This fixes https://bugs.llvm.org/show_bug.cgi?id=41047.
IRBuilderBase::CreateMemCpy and similar functions are called in memcpy optimization(lib/Transforms/Scalar/MemCpyOptimizer.cpp). I think it is safe to enable tail call.
Details
Diff Detail
- Repository
- rL LLVM
- Build Status
Buildable 29338 Build 29337: arc lint + arc unit
Event Timeline
A "tail" call is a call which does not refer to any memory allocated in the current stack frame.

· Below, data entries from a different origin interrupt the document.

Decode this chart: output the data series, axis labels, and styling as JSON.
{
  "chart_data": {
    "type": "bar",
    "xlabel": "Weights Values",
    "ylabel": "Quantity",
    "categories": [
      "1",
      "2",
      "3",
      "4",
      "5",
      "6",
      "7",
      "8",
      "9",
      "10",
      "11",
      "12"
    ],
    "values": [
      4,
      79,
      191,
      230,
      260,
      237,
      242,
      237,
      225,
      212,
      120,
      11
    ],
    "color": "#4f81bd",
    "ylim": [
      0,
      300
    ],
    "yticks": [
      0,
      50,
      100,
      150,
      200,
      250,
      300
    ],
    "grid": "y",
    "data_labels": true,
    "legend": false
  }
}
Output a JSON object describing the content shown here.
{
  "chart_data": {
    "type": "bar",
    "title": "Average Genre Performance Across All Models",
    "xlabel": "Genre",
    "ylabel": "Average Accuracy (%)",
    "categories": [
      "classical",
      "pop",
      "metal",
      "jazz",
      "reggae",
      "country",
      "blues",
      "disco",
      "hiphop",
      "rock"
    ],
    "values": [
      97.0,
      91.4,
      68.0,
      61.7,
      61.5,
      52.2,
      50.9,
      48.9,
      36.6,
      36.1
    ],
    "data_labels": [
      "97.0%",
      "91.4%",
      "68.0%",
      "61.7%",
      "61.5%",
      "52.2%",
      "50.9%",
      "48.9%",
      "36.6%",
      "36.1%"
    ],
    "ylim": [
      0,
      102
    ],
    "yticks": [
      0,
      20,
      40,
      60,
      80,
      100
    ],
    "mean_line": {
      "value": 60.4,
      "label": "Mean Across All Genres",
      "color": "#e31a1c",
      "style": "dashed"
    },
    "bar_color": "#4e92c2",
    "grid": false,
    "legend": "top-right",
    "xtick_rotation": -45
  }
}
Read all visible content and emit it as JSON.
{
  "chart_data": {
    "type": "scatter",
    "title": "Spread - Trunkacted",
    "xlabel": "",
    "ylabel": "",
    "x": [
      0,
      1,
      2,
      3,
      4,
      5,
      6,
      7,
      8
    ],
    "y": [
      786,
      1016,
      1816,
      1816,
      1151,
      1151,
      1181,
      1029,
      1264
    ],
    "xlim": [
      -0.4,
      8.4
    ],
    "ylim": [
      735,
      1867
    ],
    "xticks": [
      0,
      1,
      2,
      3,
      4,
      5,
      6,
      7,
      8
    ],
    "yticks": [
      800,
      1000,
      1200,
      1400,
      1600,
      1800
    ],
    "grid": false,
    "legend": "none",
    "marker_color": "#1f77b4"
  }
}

You aren't actually proving that invariant anywhere.
I'm sorry, I misunderstood "tail". I will revert IRBuilder.cpp changes.
I have two ideas to enable tail call.
- Add TailCallElimPass after MemCpyOptPass.
- In the end of MemCpyOptPass, use lib/Transforms/Scalar/TailRecursionElimination.cpp/markTails.
I think 1 is simpler and better.
Is there any problem?
Rerunning the analysis at some point after memcpyopt definitely makes sense. I'm not sure where exactly you'd put it, though... I guess after memcpyopt, nothing is really likely to create new tail calls, so just sticking it after memcpyopt might be fine. Maybe interesting to gather statistics for a few different placements, though.
Actually performing tail recursion elimination after loop optimizations is probably a bad idea, so we might want to split the pass.
I guess after memcpyopt, nothing is really likely to create new tail calls, so just sticking it after memcpyopt might be fine.
I think so too.
As you said, I'd like to split TailCallElimPass into two passes, "TailCallMarkingPass" and "TailCallElimPass".
TailCallMarkingPass is only for marking function calls as "tail".
New TailCallElimPass does what old TailCallElimPass did except for marking the calls.
I will make a new patch for these.
Couldn’t passes like FunctionAttrs / Attributor infer “tail call mark” ?
Not sure how many times these passes go, indeed.
Sure. I already have (down-stream) code for other instruction attributes, adding more is what I wanted to do anyway.
I'll look into and let you know!
For those who missed it: "Attributor" is a proposed replacement of function attribute detection, see D59918 and its child patches.